Não nos comove a imagem destrutiva de que há na formação do povo brasileiro e sua cultura um indicativo de má formação moral e uma dose elevada de irresponsabilidade política e social.
Em verdade, o homem brasileiro e a cultura que a ele se agrega é resultante direta da equivocada prática por longos períodos de um modelo que só era democrático na rubrica; uma democracia política sem cultura cívica, que mais alimentava a dependência do homem em relação ao Estado e negligenciava na prestação de serviços públicos fundamentais do que propriamente operava em favor do ambiente democrático.
Uma democracia incapaz de forjar Instituições e sistema jurídico que reproduzisse os necessários ambientes democráticos.
Mas, no momento atual, há viva sensação de que haveremos de conhecer dias melhores; de avanços e de aperfeiçoamento dos instrumentos dispostos em favor da sociedade e do homem.

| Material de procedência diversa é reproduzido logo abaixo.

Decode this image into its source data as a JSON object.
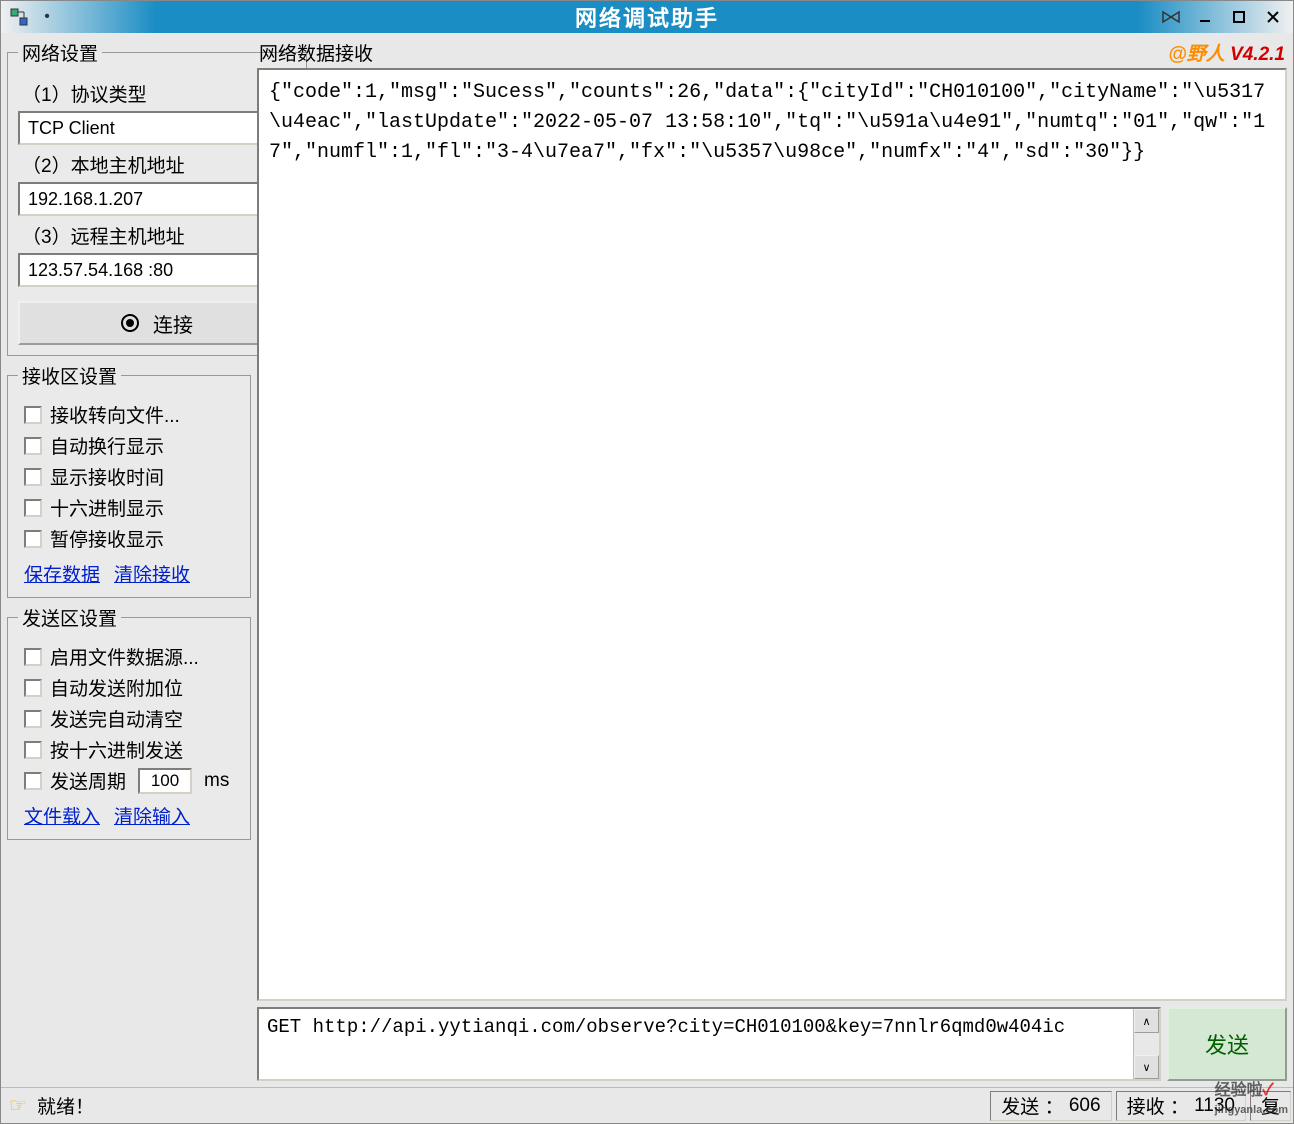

É no contexto do Brasil real, efetivo, que não frequenta palanques, mas que vive e pulsa na cidade e no campo, que devemos desvendar o que ao Ministério Público se impõe na atualidade.
A democracia brasileira, exigida a partir de 1988, há de ser participativa, deliberativa; e o sistema normativo fiel a esse modelo há de reconhecer que a fonte única de legitimidade deriva da vontade geral.

Está na vontade geral, tal como propugnou Rousseau, o compromisso dos que legislam, aplicam a norma ou promovem a sua interpretação.
Está na vontade geral desvendada por mecanismos de participação política o asseguramento de que estarão sempre à disposição de todos mecanismos de transmutação de seus interesses em direitos e que esses interesses e direitos não sufraguem apenas as necessidades pessoais.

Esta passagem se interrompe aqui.